Milwaukee Admirals Alexandre Carrier Troy Grosenick
As a member of the Milwaukee Admirals, Troy Grosenick was named the AHL Man of the Year in 2019-20. (Jenae Anderson / The Hockey Writers)

Those are just the latest additions to a trophy case that includes the Baz Bastien Memorial Award, given to the AHL’s outstanding goaltender, in 2016-17. While playing at Union College, Grosenick received the Ken Dryden Award for 2011-12 as the Goalie of the Year in the Eastern Colleges Athletic Conference.

Grosenick was also selected as an AHL First Team All-Star (2017) and named to the ECEC Hockey First Team (2012). He was a three-time ECAC Hockey All-Academic Team member and Union’s Scholar-Athlete of the Year as both a sophomore and a junior.

He Used to Be a RoughRider

No, he didn’t play football in Saskatchewan, and he wasn’t part of DMX’s crew back in the day, but before he went to Union College, Grosenick played his junior hockey with the Cedar Rapids RoughRiders.

He had a combined record of 39-19-6 over two seasons, 2008-09 and 2009-10, with the Iowa-based USHL team, and was an All-Star selection in his second year.

Dozens of RoughRiders alumni have reached the NHL, including the aforementioned Stalock and one-time Edmonton forward Teddy Purcell, who played 143 games with the Oilers in 2014-15 and 2015-16.
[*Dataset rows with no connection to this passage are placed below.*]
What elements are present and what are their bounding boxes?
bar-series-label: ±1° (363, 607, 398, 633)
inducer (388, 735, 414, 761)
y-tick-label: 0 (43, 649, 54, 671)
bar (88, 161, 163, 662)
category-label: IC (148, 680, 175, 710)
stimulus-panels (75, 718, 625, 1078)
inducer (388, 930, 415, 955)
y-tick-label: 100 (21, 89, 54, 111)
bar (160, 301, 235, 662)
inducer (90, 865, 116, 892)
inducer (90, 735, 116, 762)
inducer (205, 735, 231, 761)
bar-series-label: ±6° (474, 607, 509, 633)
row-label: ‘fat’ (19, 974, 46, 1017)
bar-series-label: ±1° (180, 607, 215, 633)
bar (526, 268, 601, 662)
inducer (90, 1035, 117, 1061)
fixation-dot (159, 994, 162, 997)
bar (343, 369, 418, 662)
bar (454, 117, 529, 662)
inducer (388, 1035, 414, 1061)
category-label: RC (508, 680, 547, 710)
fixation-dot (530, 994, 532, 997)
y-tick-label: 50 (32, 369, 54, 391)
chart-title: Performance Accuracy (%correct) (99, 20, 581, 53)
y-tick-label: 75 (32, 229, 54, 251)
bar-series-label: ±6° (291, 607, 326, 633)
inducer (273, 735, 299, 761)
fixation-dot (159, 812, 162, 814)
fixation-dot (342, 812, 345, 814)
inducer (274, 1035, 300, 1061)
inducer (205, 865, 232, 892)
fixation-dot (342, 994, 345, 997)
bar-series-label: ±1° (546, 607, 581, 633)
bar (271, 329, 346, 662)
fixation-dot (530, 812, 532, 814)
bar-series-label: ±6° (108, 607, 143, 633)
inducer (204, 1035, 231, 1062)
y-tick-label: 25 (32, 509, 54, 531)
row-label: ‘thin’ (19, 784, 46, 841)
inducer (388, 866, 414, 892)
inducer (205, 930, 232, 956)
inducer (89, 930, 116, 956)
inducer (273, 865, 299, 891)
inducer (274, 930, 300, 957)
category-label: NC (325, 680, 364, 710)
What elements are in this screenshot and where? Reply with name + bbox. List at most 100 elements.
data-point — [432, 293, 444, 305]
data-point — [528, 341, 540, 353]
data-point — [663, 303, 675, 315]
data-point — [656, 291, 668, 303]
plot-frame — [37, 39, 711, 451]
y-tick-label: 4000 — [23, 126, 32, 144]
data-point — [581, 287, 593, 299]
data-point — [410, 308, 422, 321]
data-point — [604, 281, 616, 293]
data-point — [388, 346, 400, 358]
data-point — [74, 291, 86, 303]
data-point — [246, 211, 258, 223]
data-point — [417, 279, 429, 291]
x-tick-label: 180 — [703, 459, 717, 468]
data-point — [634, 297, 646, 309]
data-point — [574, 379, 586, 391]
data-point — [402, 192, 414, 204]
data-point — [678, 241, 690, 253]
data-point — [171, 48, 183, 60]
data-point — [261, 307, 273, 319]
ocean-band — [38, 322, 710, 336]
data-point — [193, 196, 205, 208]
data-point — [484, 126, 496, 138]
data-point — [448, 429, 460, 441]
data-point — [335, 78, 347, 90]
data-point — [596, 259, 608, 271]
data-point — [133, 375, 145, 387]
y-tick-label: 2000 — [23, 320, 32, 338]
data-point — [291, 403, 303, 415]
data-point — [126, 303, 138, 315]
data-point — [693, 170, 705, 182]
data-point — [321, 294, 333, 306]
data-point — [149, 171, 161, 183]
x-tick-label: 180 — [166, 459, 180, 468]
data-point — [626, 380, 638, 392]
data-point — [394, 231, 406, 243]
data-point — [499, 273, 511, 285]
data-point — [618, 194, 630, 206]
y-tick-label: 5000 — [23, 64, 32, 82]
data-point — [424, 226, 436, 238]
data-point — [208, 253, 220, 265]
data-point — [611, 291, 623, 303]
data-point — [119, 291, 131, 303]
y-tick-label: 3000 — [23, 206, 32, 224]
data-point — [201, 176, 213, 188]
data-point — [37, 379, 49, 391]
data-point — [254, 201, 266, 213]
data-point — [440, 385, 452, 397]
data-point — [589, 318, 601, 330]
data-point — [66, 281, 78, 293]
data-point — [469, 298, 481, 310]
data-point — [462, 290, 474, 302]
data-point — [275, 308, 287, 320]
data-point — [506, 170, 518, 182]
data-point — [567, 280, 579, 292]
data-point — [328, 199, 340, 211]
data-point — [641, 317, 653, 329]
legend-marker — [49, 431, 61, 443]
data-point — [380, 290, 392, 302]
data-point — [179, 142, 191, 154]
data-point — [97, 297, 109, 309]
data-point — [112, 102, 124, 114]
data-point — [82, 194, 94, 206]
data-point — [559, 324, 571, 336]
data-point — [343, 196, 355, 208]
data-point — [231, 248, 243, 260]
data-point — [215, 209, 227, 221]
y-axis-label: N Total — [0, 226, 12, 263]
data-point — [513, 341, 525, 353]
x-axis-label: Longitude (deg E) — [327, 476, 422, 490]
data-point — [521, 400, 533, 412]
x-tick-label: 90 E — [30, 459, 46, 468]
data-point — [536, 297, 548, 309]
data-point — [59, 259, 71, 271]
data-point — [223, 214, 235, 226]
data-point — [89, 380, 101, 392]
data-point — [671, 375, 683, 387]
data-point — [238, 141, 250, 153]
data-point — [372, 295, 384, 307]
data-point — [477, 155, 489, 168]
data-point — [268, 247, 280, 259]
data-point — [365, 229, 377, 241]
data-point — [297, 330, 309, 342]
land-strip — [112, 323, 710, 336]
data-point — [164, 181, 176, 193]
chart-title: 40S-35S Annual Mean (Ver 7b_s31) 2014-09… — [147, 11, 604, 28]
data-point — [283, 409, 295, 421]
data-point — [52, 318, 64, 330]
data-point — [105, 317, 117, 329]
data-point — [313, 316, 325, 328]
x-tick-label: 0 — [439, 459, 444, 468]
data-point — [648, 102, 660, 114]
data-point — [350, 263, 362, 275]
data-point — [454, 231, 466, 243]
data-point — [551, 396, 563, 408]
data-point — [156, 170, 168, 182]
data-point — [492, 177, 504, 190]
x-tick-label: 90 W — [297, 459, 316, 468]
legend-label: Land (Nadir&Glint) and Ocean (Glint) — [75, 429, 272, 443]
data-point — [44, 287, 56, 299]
He’s a Pretty Decent Golfer

During a Reign On The Record podcast appearance in October, Grosenick revealed he’s an avid golfer, who despite not getting on the course as much as usual last summer, maintained a handicap of around 7 or 8

Grosenick’s for the links is something he shares with the greatest Oilers goalie, Hockey Hall of Famer Grant Fuhr, who has golfed in events on the Korn Ferry Tour and the MacKenzie Tour.

Should he get the nod against Ottawa, Grosenick would become the 59th different goaltender all-time to appear in an NHL regular season game for the Oilers, and the first other than Koskinen or Mike Smith to start for the Oilers since the 2018-19 season.